Due to the low level of AD diagnoses being available in claims databases, burden and cost related to the AD subgroup are overestimated and are a substantial issue in cost of disease studies [20]. However, for identifying or predicting progression this subgroup is particularly of high relevance to decision maker in order to be able to most appropriately address the needs of these patients and their carers for treatment and care planning.

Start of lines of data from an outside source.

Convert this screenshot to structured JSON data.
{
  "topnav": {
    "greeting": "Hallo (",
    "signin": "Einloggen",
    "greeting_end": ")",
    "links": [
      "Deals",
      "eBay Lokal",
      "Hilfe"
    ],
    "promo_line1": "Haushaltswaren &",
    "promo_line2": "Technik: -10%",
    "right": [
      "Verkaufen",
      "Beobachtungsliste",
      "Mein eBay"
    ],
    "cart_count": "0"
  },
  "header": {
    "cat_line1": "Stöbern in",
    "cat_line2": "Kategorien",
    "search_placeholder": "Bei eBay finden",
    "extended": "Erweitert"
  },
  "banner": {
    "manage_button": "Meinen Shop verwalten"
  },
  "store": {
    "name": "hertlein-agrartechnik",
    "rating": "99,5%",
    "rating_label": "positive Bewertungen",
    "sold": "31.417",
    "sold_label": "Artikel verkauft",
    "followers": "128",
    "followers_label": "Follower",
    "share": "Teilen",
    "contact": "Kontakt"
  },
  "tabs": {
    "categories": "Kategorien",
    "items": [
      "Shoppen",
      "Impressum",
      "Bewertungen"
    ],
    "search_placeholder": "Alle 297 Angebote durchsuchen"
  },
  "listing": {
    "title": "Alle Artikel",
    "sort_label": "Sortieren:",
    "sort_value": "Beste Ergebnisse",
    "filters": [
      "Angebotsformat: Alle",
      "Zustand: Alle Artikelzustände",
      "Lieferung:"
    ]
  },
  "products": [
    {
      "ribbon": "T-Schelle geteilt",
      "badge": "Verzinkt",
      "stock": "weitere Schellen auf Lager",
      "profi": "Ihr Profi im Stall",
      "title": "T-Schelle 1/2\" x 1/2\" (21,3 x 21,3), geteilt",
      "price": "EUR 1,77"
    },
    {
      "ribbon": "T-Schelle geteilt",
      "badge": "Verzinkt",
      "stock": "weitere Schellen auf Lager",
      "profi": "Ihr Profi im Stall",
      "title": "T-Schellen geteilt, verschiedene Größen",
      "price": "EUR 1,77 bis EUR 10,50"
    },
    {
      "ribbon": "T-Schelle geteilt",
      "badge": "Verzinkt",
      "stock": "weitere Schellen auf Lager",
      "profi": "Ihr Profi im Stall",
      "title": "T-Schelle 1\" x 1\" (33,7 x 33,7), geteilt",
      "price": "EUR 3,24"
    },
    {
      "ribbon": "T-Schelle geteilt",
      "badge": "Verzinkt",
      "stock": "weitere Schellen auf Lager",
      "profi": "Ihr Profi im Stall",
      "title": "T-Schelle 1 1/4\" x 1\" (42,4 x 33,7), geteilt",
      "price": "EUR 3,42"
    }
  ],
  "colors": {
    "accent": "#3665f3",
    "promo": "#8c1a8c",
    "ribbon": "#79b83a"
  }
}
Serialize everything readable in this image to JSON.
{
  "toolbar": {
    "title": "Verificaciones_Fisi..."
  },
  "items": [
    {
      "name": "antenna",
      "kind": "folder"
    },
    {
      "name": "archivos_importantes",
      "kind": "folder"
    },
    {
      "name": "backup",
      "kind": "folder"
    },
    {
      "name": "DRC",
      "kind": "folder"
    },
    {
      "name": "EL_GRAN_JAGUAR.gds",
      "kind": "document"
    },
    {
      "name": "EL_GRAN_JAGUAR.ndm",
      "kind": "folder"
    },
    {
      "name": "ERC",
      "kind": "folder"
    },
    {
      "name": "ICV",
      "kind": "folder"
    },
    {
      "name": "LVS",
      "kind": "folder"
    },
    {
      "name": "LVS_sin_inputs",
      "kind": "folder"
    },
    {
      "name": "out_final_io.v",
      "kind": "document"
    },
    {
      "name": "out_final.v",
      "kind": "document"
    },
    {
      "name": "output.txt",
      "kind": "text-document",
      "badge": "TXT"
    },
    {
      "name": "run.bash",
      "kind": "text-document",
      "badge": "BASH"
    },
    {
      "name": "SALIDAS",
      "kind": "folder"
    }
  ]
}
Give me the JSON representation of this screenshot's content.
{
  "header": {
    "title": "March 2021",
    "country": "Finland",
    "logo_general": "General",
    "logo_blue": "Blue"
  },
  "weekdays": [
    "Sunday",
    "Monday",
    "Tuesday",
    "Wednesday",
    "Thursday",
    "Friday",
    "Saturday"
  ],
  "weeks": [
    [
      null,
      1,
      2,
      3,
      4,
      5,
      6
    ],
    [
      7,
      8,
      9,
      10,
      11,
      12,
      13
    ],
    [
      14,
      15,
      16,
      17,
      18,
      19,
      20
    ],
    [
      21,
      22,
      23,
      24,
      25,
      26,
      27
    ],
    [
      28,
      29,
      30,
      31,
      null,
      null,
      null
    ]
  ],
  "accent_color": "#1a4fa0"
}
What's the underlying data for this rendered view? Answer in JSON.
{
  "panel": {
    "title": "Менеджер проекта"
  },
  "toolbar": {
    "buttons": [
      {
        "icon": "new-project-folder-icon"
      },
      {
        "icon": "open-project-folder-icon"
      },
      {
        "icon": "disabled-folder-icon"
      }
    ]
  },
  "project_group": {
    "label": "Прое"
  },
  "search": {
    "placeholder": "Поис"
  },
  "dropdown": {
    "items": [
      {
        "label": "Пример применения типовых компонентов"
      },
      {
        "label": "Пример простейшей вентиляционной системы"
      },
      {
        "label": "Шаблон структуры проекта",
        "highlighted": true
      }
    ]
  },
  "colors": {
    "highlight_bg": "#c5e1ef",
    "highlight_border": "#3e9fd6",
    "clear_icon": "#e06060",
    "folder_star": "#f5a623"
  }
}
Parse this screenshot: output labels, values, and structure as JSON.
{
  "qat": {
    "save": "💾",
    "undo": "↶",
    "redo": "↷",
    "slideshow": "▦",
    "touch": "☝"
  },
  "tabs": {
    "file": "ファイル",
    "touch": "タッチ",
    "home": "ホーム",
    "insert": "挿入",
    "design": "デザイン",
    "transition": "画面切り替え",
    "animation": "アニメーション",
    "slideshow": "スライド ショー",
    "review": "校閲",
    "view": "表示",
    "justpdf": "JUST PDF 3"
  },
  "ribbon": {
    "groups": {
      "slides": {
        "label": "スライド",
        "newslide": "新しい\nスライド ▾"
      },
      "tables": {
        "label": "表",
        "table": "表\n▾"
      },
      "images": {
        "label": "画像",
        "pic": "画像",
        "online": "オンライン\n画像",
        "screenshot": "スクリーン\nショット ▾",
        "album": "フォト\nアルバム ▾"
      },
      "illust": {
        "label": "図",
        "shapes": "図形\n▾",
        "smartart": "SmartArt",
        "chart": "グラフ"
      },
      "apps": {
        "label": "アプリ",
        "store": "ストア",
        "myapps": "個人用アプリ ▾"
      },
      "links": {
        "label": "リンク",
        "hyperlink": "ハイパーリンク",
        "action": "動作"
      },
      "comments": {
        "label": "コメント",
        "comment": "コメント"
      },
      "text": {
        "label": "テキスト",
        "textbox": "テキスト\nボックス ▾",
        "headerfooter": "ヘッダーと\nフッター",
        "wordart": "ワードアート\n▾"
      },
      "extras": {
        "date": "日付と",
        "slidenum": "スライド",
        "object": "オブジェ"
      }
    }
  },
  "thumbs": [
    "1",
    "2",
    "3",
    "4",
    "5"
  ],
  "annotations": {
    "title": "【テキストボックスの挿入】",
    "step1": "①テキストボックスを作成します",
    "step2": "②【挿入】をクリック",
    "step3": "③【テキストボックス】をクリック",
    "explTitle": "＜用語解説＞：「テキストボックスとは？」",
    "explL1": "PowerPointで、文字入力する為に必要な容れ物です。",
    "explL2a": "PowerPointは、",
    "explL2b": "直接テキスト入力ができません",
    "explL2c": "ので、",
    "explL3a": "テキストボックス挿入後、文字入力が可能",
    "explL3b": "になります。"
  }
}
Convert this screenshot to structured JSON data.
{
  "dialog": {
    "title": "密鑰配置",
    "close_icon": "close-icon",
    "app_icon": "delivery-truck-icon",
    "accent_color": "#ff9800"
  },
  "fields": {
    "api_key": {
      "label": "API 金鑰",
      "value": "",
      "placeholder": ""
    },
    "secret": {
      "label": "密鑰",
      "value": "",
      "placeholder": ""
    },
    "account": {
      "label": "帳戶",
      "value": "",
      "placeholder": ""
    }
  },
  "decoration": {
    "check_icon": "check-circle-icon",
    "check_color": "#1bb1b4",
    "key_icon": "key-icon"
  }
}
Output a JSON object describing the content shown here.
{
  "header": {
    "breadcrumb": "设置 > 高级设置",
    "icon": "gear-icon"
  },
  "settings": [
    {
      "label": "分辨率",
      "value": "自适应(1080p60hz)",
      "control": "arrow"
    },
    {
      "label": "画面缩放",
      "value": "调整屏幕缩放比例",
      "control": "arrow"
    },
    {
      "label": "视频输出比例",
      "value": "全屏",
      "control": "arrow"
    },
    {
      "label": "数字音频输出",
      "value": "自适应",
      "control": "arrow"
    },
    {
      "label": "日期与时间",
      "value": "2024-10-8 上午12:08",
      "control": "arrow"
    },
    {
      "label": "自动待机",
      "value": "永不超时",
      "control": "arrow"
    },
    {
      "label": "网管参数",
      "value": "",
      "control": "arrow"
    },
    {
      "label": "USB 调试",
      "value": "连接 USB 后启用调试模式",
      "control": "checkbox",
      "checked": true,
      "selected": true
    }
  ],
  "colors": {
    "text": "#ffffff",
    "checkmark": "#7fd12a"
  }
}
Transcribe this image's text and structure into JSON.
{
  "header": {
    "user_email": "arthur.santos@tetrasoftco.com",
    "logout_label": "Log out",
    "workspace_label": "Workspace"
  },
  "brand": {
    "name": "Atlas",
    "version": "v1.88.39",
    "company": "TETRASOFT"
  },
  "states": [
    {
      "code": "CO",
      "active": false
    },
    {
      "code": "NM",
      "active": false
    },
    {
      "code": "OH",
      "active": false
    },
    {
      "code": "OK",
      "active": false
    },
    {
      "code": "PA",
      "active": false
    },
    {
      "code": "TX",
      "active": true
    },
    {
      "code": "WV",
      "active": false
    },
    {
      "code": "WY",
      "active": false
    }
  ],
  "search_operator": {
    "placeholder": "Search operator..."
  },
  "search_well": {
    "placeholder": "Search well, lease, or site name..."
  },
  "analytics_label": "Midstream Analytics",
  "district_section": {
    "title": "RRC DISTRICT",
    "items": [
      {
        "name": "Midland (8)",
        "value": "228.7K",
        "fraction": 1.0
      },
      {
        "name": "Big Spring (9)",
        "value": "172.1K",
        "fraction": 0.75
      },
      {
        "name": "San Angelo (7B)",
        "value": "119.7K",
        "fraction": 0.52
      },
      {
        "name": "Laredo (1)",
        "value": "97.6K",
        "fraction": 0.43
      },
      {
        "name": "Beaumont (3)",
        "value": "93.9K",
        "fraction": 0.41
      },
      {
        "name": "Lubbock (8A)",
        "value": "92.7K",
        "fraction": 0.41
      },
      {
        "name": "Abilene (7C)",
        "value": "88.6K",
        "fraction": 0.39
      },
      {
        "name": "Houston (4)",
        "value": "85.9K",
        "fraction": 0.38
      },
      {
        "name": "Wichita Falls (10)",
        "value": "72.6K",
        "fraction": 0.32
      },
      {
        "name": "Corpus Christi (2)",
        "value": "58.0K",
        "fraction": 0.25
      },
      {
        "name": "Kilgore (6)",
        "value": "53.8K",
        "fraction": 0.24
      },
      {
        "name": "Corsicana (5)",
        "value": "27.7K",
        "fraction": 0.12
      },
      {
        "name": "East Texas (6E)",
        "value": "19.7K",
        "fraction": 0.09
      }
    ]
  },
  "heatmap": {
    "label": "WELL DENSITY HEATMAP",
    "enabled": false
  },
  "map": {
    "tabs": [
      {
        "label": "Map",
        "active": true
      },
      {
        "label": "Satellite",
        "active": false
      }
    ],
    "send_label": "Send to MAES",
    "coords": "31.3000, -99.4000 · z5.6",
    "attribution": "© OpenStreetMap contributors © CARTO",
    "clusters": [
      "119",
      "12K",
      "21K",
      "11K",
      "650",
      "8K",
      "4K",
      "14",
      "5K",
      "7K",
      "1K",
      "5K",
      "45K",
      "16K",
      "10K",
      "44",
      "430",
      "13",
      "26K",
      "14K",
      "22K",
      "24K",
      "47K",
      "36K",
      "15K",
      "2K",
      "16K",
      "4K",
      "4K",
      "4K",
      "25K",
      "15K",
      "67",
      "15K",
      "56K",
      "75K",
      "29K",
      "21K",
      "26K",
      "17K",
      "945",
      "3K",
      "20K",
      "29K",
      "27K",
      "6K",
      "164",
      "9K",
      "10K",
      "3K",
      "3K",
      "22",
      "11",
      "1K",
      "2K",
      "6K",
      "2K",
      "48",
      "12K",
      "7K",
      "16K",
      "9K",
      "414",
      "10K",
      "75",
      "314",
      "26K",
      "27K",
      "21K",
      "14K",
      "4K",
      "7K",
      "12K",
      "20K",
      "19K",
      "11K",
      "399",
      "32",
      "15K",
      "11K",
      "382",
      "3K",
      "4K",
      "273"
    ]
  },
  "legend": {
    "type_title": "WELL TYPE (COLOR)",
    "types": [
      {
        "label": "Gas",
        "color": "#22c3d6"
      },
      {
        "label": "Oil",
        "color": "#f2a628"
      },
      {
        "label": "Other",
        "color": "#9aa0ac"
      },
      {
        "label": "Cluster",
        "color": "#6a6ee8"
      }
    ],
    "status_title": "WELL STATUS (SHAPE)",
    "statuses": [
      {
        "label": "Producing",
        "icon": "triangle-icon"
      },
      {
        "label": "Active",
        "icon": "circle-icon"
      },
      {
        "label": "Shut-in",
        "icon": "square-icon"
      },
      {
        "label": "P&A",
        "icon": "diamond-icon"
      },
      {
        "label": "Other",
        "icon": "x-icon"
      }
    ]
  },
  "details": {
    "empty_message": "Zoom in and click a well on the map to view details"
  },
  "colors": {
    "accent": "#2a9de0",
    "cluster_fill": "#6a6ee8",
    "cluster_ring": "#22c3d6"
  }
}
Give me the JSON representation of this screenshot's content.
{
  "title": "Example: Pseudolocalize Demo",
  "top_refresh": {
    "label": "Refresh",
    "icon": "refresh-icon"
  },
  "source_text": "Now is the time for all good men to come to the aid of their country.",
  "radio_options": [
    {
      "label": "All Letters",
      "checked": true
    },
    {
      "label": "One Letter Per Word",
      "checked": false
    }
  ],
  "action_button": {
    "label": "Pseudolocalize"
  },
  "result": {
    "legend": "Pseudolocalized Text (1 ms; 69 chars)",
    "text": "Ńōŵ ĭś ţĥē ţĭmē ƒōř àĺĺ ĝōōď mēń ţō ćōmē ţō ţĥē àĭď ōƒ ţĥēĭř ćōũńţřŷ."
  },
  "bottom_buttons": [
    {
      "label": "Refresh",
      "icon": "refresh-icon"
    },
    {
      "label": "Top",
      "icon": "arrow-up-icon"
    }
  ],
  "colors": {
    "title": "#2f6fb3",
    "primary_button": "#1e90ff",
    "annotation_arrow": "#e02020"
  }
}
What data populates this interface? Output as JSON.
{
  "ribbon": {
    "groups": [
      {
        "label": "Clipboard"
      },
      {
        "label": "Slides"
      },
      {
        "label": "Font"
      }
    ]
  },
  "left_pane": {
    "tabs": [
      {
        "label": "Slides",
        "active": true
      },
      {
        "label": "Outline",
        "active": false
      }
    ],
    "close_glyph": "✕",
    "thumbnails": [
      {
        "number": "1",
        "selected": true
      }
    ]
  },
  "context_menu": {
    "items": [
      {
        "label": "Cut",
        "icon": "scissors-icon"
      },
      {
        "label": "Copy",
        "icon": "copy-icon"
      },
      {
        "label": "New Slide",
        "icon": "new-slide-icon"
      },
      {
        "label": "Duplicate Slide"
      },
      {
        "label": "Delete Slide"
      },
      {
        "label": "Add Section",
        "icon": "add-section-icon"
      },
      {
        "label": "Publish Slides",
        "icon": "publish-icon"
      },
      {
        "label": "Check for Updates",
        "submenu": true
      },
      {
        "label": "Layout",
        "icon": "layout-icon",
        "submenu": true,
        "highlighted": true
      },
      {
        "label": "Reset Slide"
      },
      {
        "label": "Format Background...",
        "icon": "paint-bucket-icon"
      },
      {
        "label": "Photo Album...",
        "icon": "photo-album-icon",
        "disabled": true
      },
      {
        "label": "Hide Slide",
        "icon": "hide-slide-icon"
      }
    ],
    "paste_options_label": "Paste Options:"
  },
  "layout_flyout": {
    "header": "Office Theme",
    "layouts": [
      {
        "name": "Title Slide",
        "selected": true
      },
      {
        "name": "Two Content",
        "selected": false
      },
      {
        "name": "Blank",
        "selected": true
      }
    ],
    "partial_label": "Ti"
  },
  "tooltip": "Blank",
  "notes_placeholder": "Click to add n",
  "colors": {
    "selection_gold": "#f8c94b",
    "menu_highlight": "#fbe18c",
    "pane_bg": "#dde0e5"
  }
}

This analysis showed a variety of medical conditions associated with increased or decreased risk. Some could be explained by known scientific findings from previous studies, while some are not directly allegeable. AD patients with comorbidities that increase the risk of deterioration should be monitored with special attention, as they may be under an increased risk of care dependency. However, better understanding of clinical factors involved in the risk of care dependency is needed before definitive conclusions and recommendations can be made.